The work of the body.
January 22, 2012 § 3 Comments
I was an obese child with a pretty face and a sharp mind. My parents were preachers, Charismatic, non-denominational preachers. We learned to speak in tongues at vacation bible school and my babysitters cast out demons as easily as they ordered pizza. Adults in my life lovingly repeated, “It’s what’s on the inside that counts!” It’s what’s on the inside that the counts, the inside counts, the outside doesn’t count. The outside only counts if you are a heathen, or just especially dumb.
Don’t you know all flesh is grass!?
Don’t you know this will all fade away!?
This is how I lived with my body most of my life. My body was just a thing that didn’t matter, an inconvenient, uncomfortable container that I had to wait inside of, carry like a cross, pray to be delivered from, discipline mercilessly.
My body. The stuff of me that exists outside my brain, and wherever my heart is. My body is almost six feet tall, weighs around 170 pounds, has gigantic feet stuck to one end, and a somewhat ridiculous amount of hair to the other.

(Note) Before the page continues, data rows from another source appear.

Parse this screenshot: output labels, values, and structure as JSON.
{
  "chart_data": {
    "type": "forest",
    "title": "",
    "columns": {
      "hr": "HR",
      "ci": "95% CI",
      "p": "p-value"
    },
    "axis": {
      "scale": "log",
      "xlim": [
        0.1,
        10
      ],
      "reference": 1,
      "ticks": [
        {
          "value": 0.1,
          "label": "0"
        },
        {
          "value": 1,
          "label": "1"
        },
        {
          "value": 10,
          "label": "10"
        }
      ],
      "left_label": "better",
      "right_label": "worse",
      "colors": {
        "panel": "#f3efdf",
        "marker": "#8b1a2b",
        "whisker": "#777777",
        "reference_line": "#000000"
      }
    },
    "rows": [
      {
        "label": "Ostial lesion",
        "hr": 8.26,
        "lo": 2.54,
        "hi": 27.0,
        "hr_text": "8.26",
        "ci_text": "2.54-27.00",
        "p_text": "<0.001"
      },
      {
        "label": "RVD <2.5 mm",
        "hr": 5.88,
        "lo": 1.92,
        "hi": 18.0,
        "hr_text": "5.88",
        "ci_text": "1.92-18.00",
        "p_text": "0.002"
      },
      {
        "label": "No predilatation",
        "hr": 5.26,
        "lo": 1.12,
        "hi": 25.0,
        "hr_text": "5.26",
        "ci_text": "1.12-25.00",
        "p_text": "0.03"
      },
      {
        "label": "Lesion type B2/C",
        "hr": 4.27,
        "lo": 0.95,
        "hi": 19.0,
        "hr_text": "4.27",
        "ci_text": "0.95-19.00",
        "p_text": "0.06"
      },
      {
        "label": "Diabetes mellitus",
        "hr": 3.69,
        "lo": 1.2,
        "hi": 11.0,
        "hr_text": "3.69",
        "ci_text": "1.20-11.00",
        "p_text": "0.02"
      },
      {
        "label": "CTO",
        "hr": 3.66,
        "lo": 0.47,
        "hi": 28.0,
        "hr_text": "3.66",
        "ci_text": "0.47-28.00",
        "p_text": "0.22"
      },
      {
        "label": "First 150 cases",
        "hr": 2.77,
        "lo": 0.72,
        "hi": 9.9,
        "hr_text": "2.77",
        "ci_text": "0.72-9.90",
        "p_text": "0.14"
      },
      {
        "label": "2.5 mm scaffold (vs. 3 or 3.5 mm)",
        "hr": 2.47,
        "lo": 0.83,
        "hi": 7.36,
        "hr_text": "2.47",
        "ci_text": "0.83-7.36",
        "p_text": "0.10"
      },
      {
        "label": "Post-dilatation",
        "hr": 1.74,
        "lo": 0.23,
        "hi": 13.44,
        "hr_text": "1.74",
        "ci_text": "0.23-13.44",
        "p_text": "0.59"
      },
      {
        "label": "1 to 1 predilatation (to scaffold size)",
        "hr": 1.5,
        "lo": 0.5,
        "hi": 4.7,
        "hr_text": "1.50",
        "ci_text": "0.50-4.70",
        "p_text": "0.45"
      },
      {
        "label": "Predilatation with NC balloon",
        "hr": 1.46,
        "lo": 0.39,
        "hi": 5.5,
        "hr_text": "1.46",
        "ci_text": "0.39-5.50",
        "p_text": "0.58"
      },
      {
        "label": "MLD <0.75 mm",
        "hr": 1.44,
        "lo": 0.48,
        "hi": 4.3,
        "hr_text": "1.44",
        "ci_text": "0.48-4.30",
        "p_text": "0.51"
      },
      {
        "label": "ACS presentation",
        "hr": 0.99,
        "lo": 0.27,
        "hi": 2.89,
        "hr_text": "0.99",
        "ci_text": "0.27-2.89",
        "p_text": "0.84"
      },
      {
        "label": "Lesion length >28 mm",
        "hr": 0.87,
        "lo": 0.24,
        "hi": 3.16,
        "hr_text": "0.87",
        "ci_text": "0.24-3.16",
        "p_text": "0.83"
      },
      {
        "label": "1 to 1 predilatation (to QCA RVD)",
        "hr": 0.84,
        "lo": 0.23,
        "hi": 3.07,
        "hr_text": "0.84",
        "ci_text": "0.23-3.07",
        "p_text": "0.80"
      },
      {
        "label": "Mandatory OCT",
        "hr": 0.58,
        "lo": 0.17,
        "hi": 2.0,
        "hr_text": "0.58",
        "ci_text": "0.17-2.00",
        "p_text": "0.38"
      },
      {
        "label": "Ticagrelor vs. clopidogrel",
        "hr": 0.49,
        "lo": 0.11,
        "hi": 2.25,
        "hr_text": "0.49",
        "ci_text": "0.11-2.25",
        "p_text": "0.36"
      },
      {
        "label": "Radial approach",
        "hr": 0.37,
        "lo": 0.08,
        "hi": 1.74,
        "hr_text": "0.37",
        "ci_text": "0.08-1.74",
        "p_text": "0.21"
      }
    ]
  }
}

Its trunk is almost longer than its legs, its arms never know how to hang. It has never had much of a posterior, until the powerlifting. Twice it has stretched to build and protect other little bodies , and twice it has been cut into, unexpectedly, to rescue the people living inside it.
My body has been producing and/or feeding other people for almost five years straight. My body loves to deadlift, to squat, to move huge amounts of iron across the room. My body pushes the old Volvo up the driveway, picks up the sandbox full of rainwater, sprints to catch the toddler running for the street.
My body carried me to school, to church, to band camp, to graduation. It walked me on stage, off ledges, down the aisle. It married my husband, made my babies, and pushed every single button that put these very words on the screen.
How does this not count?
Remember the part about our bodies as temples, and God valuing the human body so highly that he chose to live in one, and then walk around in it healing bodies, feeding bodies, and eventually letting his own be broken as a sacrifice for the whole world?
Your body is important to God. Your body is important to your husband. Your body is important to your children. Your body should be important to you.
Does it get in your way? Does it keep you from working, from playing, from loving? Is it stacked up around you like sandbags, keeping the whole world out? Is it the wall you hit when you’re inspired to do brave things? Is it the excuse you make when you are called but to afraid to answer?
Is your body strong? Does it GO when you say go? Does it carry you with grace and momentum? Does it help you do your work?